21 Dec 2020
Danske Bank A/S probably didn’t breach U.S. sanctions when its Estonian unit handled billions of dollars in suspicious funds, meaning the lender could be facing a smaller fine than previously feared.
Denmark’s biggest bank has been told by the U.S. Department of the Treasury’s Office of Foreign Assets Control (OFAC) that an investigation into it is being closed, according to a statement on Saturday.
“OFAC has decided to take no action in relation to civil enforcement of U.S. sanctions in the Estonia case,” Philippe Vollot, chief compliance officer at Copenhagen-based Danske, said in an emailed statement.
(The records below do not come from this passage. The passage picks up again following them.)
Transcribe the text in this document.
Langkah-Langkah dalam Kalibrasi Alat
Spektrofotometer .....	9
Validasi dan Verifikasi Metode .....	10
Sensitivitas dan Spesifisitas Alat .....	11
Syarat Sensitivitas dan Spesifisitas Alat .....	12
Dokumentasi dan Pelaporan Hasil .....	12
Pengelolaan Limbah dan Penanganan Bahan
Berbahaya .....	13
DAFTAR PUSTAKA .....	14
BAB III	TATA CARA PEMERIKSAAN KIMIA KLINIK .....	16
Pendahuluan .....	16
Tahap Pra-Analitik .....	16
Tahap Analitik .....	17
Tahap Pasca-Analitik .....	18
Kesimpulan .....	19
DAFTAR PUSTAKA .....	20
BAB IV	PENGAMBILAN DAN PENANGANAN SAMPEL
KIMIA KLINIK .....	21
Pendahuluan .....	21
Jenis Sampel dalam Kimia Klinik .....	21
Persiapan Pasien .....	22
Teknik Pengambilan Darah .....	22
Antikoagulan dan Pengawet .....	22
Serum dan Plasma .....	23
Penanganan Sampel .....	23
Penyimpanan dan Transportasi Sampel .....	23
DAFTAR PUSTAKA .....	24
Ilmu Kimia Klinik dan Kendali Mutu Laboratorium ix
Still, the bank said Saturday’s announcement doesn’t rule out the possibility that OFAC may take “future enforcement action should new or additional information warrant renewed attention.”
Danske has been under investigation for alleged money laundering since admitting more than two years ago that it failed to screen 200 billion euros ($245 billion) in non-resident flows through its now shuttered Estonian unit. The bank’s own probe into the matter found that a large part of that money was suspicious.
The laundering scandal has put a spotlight on the Nordics — generally considered low on corruption and high on transparency — amid allegations that a number of banks in the region were systematically used as conduits for tainted cash from the former Soviet Union.